Non-DNA evidence ruled inadmissible by Judge Bradford. In a 2010 ruling diametrically opposite to that of another superior court judge, Thomas Warren, Bradford interpreted the state’s post-conviction DNA statute, which called for consideration of “all evidence in the case, old and new,” as directing him to rule against admitting evidence from two nationally renowned forensic pathologists, Drs. Cyril Wecht and Walter Hofman, that the victim was killed only after Dechaine had been in the custody of police. Judge Warren’s ruling was in support of the Prosecution; Judge Bradford’s ruling was against the Defense.

Misinformation accepted and embedded in 2015 ruling against Dechaine by Maine Supreme Court. Despite attempts by Dechaine’s advocates to clarify the question, the Maine Supreme Court’s July, 2015 ruling against Dechaine’s final Maine appeal found the possible presence of his DNA on the scarf used to strangle the victim as inculpatory despite the fact that the scarf was Dechaine’s and so of course carried his DNA.

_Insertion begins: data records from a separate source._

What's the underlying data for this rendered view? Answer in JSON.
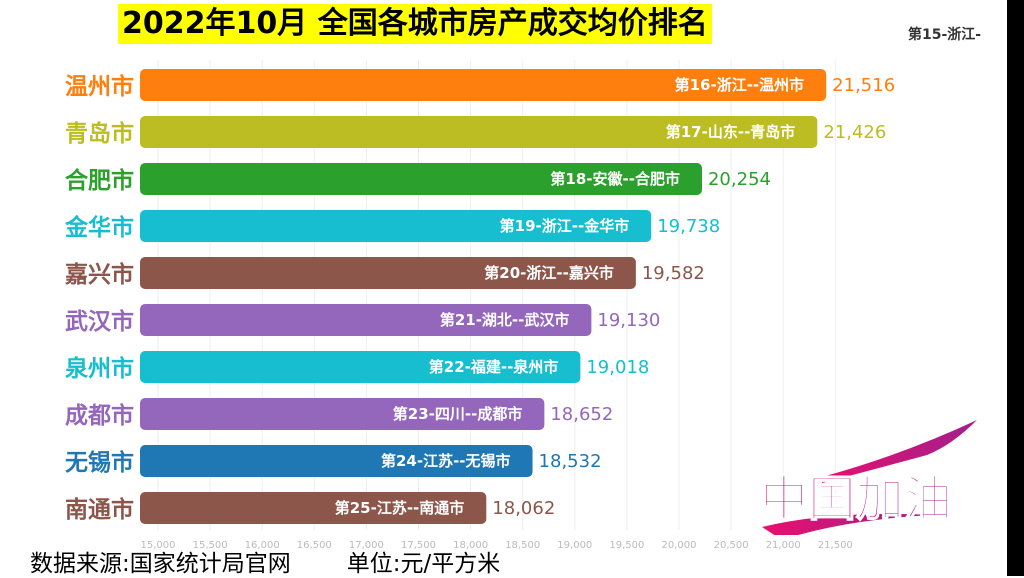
{
  "title": "2022年10月 全国各城市房产成交均价排名",
  "corner_label": "第15-浙江-",
  "footer": {
    "source": "数据来源:国家统计局官网",
    "unit": "单位:元/平方米"
  },
  "watermark": "中国加油",
  "chart_data": {
    "type": "bar",
    "orientation": "horizontal",
    "title": "2022年10月 全国各城市房产成交均价排名",
    "categories": [
      "温州市",
      "青岛市",
      "合肥市",
      "金华市",
      "嘉兴市",
      "武汉市",
      "泉州市",
      "成都市",
      "无锡市",
      "南通市"
    ],
    "bar_labels": [
      "第16-浙江--温州市",
      "第17-山东--青岛市",
      "第18-安徽--合肥市",
      "第19-浙江--金华市",
      "第20-浙江--嘉兴市",
      "第21-湖北--武汉市",
      "第22-福建--泉州市",
      "第23-四川--成都市",
      "第24-江苏--无锡市",
      "第25-江苏--南通市"
    ],
    "values": [
      21516,
      21426,
      20254,
      19738,
      19582,
      19130,
      19018,
      18652,
      18532,
      18062
    ],
    "value_labels": [
      "21,516",
      "21,426",
      "20,254",
      "19,738",
      "19,582",
      "19,130",
      "19,018",
      "18,652",
      "18,532",
      "18,062"
    ],
    "colors": [
      "#ff7f0e",
      "#bcbd22",
      "#2ca02c",
      "#17becf",
      "#8c564b",
      "#9467bd",
      "#17becf",
      "#9467bd",
      "#1f77b4",
      "#8c564b"
    ],
    "xticks": [
      "15,000",
      "15,500",
      "16,000",
      "16,500",
      "17,000",
      "17,500",
      "18,000",
      "18,500",
      "19,000",
      "19,500",
      "20,000",
      "20,500",
      "21,000",
      "21,500"
    ],
    "grid": true
  }
}
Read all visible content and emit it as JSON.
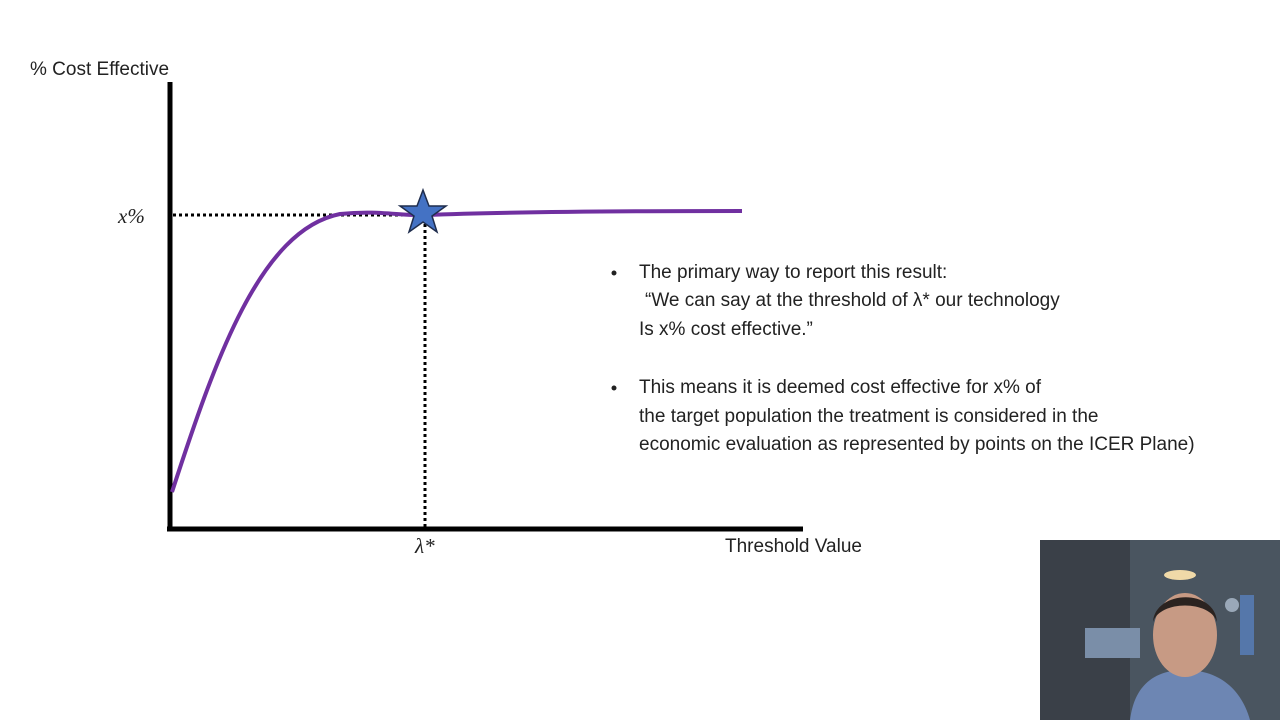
{
  "diagram": {
    "y_axis_label": "% Cost Effective",
    "y_marker_label": "x%",
    "x_marker_label": "λ*",
    "x_axis_label": "Threshold Value",
    "bullets": [
      {
        "lines": [
          "The primary way to report this result:",
          "“We can say at the threshold of λ* our technology",
          "Is x% cost effective.”"
        ]
      },
      {
        "lines": [
          "This means it is deemed cost effective for x% of",
          "the target population the treatment is considered in the",
          "economic evaluation as represented by points on the ICER Plane)"
        ]
      }
    ]
  }
}
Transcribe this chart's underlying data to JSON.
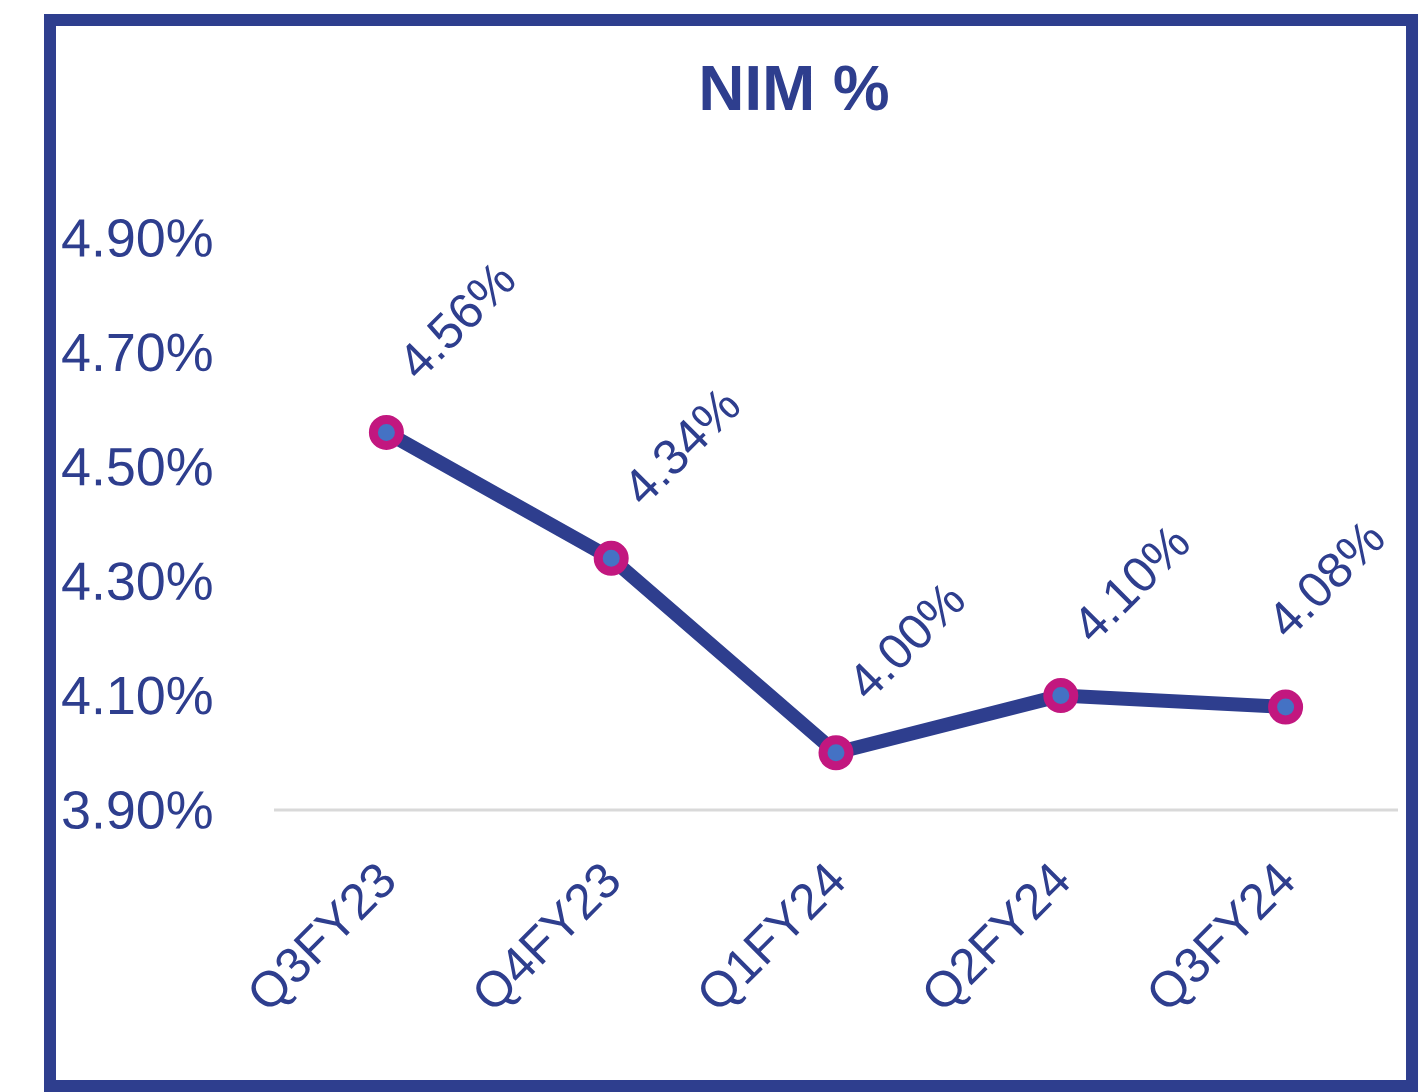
{
  "chart_data": {
    "type": "line",
    "title": "NIM %",
    "categories": [
      "Q3FY23",
      "Q4FY23",
      "Q1FY24",
      "Q2FY24",
      "Q3FY24"
    ],
    "series": [
      {
        "color": "#2e3e8e",
        "values": [
          4.56,
          4.34,
          4.0,
          4.1,
          4.08
        ],
        "value_labels": [
          "4.56%",
          "4.34%",
          "4.00%",
          "4.10%",
          "4.08%"
        ]
      }
    ],
    "ylim": [
      3.9,
      4.9
    ],
    "yticks": [
      {
        "value": 3.9,
        "label": "3.90%"
      },
      {
        "value": 4.1,
        "label": "4.10%"
      },
      {
        "value": 4.3,
        "label": "4.30%"
      },
      {
        "value": 4.5,
        "label": "4.50%"
      },
      {
        "value": 4.7,
        "label": "4.70%"
      },
      {
        "value": 4.9,
        "label": "4.90%"
      }
    ],
    "marker": "circle",
    "line_style": "solid",
    "grid": false,
    "legend": false
  }
}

Misinformation regarding LD 677 supplied to Legislature’s Judiciary Committee leading it to kill the bill by voting 12-0 “ought not to pass.” On April 13, 2017, the Judiciary Committee was told through their legal analyst by the AG’s Office (assumedly AG Janet Mills and Chief of the Criminal Division Lisa Marchese, both of whom were present) that LD 677, which sought to establish in Maine a legal basis for a claim of actual innocence, was redundant with existing law and therefore unnecessary, this despite the Law Court’s 2015 ruling referring specifically to the absence in Maine law of such a basis.

Throughout the many years of this case, and despite the outstanding conflict of interest inherent in his having ruled in 1989 against Dechaine’s pre-trial request for DNA testing, Judge Bradford refused to step aside. His rulings suggested a pattern of refusal to consider anything that might have called into question the original verdict. Judge Bradford died in 2020.